つっかえ棒を外し、すぐに浴場の引き戸を開ける。
「綵!」
しかしそこは……。
「何だ、これ」
綵の悲鳴は聞こえない。
「中に……誰もいない?」
叔母さんたちが中を覗き呆然とする。
「なぁ、アンタたちには何が映ってるんだ?」
「何って……女湯だよ。アンタ、女湯をじろじろと見るんじゃ……」
「それは済まないが……悪い、俺にはそうは見えない」
「どういう事だ、マーフィー」
「……教授、ここには怪異が発生しています」
「怪異だと?しかし義妹たちが見る限りそんなことは……いや、綵がいなくなったことが怪異か」
「ええ、恐らくこの中の怪異に巻き込まれたんです」
「その怪異は君にしか見えないのか」
「多分そうでしょう。俺と綵しか見えない」
「何故なんだ」
「……そうですね。浴室が……苦手だと感じるからでしょうか」
共通点はそれだ。浴室という因縁深い場所で、綵の心のトラウマが刺激されることで怪異を発生させていることは明らかだ。そしてそんなトラウマが生んだ怪異は似たトラウマを抱える俺と共鳴した。

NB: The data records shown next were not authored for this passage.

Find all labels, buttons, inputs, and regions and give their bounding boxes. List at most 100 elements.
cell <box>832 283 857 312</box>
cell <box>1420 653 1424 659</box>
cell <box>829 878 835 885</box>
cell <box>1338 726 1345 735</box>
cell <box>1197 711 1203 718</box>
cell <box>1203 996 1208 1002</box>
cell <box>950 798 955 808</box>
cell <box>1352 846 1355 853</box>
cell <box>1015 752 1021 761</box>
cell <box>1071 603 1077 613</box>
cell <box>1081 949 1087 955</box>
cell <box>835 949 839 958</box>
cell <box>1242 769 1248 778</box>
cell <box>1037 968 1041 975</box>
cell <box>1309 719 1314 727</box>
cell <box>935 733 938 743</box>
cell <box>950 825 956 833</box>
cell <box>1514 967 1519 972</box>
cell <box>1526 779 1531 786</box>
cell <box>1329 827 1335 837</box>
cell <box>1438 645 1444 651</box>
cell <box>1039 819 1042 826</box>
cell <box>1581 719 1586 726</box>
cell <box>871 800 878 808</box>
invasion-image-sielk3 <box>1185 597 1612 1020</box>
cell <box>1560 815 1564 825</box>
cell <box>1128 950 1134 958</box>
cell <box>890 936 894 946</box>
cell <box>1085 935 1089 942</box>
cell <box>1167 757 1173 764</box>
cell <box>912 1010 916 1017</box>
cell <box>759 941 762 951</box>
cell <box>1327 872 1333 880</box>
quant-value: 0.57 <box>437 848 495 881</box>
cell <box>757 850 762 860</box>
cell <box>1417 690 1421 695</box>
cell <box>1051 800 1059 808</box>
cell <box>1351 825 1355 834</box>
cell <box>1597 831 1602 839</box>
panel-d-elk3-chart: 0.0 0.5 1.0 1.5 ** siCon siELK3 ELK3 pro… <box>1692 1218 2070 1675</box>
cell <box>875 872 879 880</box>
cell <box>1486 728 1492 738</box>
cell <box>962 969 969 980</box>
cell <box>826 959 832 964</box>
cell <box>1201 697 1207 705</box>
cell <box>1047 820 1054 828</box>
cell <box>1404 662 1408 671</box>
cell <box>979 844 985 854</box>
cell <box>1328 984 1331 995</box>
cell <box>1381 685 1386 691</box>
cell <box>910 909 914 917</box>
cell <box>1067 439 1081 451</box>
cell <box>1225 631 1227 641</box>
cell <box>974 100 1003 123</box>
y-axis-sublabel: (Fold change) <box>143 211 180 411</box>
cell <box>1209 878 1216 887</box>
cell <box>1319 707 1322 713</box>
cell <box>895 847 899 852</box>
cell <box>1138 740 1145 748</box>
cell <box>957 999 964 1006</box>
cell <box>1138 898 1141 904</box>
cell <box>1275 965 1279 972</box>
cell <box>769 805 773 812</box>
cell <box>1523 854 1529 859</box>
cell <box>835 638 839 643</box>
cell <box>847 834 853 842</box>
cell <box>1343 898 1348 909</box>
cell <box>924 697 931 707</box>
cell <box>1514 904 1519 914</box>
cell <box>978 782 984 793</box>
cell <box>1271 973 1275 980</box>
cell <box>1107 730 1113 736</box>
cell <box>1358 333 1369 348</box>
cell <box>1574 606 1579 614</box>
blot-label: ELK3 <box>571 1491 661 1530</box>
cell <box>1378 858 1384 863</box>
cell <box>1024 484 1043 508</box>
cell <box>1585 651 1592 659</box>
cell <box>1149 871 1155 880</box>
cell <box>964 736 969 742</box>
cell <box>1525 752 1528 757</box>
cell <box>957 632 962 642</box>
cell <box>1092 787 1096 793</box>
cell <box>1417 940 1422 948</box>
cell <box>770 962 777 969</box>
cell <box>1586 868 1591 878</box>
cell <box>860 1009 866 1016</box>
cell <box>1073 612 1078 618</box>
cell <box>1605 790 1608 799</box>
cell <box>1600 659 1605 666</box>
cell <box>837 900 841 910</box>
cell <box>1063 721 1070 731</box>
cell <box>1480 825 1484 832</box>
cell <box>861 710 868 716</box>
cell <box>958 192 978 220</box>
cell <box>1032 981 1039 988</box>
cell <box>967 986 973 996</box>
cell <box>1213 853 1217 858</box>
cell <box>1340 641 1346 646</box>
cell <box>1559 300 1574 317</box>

「この怪異は同じ痛みやトラウマを持ったものにしか見えないんですよ」
だから普通に風呂に入れるものたちには見えない。教授にも廈玻にも、叔母さんたちにも。
「綵を迎えに行きます」
「ああ……頼む。あんなにパニックになっている娘は……もう、見たくない。迎えに行ってやってくれ」
やはり廈玻は何度もこんなことを。そしてその行為が綵の風呂キャンに効果があると思い込んでいる。そんなの完全に逆効果じゃないか。
さらには歪んだ感情で綵を支配しようとした。あの子はずっとこの地獄みたいなトラウマと戦っていたんだ。
俺は意を決して怪異の中へ足を踏み入れる。
「消えた?」
「ちょ……どこに」
女性たちの唖然とした声が遠のく。案の定足を踏み入れれば入口は消える。
そして道の左右にコポコポと湧き立つマグマ。
これは綵の風呂への恐怖に他ならない。
「何処にいるんだ……綵」
それでも進むしかない。
「おお……おおお」
男の声?
それはマグマから立ち上がり、こちらに向かってくる。その顔は……廈玻だ。
これは綵が感じている兄への恐怖だ。
「くそ……逃げるしか手がない!」
いや……違う。石だ。
「喰らえ!」
バコンと命中した石がマグマの廈玻に呑み込まれる。マグマと石のどちらが強いのか……いいやマグマだろう!こういう時はモリブデンとかタングステン、純度の高い鉄……なんて転がってるはずが。
「そうだ……俺と綵のトラウマが共鳴しているのなら」
そこには俺の意思や武器も含まれるはずである。あの南国のビーチのように、ヒノキの入浴剤のように干渉してくるものもある。特にビーチは……俺の記憶の中のものだったのに。
「なら……」
頭の中で強く念じる。
「……っと、相変わらず割と重い」
しかし今は感謝である。
「喰らえ!」
銀色の塊を投げ付ければ、今度こそマグマの廈玻が霧散する。
「さすがは優秀だ、モリブデン」
迷路のように枝分かれした道を進み、襲って来るマグマの廈玻をモリブデンで倒して行く。
「こっちの方が数が多い」
つまり綵の深いトラウマがある。
「なら、こっちに進むしかない」
幸いこちらのモリブデンも無限である。